NEW DELHI: India is not just a bright spot in economic growth worldwide but also in terms of energy demand, BP Group Chief Economist Spencer Dale said as he saw the country’s import dependence rising in next two decades.

India’s energy production rises by 117 per cent to 817 million tons of oil equivalent to 2035 while consumption grows by 128 per cent, according to BP’s Energy Outlook 2035.

Oil imports rise by 161 per cent from current level of 190 million tons and account for 61 per cent of the net increase in imports, followed in volumetric terms by increasing imports of coal (96 per cent) and gas (270 per cent).

“India is bright spot in GDP and in terms of energy demand,” he said adding other big consuming nations like China, Russia and Brazil have their own problems.

But in India “its growth rate is strong,” he told reporters here.

The challenge for India is to find energy sources for the rising demand.

“The sharp slowing in China’s energy demand growth is partially offset by a pickup in other developing countries.
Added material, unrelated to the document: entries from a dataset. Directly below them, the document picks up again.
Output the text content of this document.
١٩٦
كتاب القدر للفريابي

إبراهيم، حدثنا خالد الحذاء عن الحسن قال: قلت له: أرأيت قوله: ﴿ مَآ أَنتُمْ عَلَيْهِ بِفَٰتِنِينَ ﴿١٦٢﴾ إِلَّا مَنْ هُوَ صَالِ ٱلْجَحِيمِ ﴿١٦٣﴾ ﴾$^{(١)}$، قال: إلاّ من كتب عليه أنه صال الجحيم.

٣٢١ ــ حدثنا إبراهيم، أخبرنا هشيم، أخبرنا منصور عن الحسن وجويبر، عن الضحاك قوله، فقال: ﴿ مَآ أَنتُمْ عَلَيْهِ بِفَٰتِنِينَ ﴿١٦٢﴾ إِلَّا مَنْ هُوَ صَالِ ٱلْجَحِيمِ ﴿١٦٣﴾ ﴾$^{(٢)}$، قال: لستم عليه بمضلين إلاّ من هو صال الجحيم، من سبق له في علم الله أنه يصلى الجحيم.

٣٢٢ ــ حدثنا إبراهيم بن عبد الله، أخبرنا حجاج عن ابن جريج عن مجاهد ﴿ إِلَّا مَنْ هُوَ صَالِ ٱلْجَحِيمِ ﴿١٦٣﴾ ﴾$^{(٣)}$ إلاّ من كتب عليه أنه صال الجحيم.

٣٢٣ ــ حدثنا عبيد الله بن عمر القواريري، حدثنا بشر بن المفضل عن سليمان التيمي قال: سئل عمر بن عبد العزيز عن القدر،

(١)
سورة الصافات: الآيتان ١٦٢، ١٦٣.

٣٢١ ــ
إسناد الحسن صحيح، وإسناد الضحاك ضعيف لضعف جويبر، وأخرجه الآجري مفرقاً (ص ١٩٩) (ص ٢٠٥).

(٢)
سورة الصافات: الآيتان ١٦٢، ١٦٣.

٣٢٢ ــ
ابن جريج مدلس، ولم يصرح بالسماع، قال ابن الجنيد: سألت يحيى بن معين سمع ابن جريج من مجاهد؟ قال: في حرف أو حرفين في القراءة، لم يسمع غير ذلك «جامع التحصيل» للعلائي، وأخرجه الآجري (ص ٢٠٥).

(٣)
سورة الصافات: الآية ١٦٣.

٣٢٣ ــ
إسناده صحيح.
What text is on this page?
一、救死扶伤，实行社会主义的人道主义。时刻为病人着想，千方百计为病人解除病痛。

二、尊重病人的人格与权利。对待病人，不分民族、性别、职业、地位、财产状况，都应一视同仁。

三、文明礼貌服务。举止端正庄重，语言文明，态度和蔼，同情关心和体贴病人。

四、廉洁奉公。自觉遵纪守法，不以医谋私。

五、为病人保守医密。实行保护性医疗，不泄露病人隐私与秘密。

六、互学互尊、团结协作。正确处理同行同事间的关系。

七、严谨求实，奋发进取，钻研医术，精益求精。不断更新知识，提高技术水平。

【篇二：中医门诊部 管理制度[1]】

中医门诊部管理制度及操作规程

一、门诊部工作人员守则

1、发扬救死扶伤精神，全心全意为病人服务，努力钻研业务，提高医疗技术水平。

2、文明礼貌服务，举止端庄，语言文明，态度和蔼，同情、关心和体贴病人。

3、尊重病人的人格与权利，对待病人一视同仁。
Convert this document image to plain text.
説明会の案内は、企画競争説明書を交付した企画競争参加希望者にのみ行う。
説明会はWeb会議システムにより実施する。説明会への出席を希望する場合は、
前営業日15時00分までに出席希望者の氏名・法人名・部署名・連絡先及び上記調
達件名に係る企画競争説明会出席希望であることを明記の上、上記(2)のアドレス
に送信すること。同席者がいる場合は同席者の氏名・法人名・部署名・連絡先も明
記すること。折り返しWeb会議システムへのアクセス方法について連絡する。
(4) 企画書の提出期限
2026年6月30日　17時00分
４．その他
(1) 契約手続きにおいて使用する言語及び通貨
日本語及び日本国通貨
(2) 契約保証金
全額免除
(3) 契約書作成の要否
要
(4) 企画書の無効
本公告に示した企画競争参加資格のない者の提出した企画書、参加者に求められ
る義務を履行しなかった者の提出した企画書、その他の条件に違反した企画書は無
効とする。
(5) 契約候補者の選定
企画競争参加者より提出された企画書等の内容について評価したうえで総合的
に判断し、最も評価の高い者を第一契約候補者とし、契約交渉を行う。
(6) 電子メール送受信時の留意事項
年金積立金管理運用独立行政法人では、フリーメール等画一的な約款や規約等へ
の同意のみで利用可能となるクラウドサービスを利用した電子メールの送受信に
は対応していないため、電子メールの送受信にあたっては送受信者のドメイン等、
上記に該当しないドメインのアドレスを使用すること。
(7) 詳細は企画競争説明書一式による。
India accounts for more than a quarter of the growth in global energy demand in the final decade of the Outlook, double its contribution over the past decade,” BP Energy Outlook said.

India shows the largest growth in coal consumption (435 million tons oil equivalent), overtaking the US to become the world’s second biggest consumer of coal.

Over two-thirds of India’s increased coal demand feeds into the power sector.

Demand for gas expands by 155 per cent, followed by coal (121 per cent) and oil (118 per cent), while renewables rise by 656 per cent, nuclear by 334 per cent, and hydro by 99 per cent.

“India’s energy mix evolves very slowly over the Outlook, with fossil fuels accounting for 87 per cent of demand in 2035, compared to a global average of 79 per cent. This is down from 92 per cent in 2014,” it said.

Its share of global demand rises to 8.7 per cent in 2035, accounting for the second largest share of the BRIC countries with China at 25 per cent, Russia 4 per cent, and Brazil 2 per cent.

Coal remains the dominant fuel produced in India with a 66 per cent share of total production in 2035. Renewables overtake oil as the second largest, increasing from 4 per cent to 13 per cent in 2035 as oil drops from 11 per cent to 4 per cent.

“By 2035, India’s energy intensity of GDP is nearly 40 per cent lower than today’s level, compared to an average BRIC decline of 44 per cent,” he said.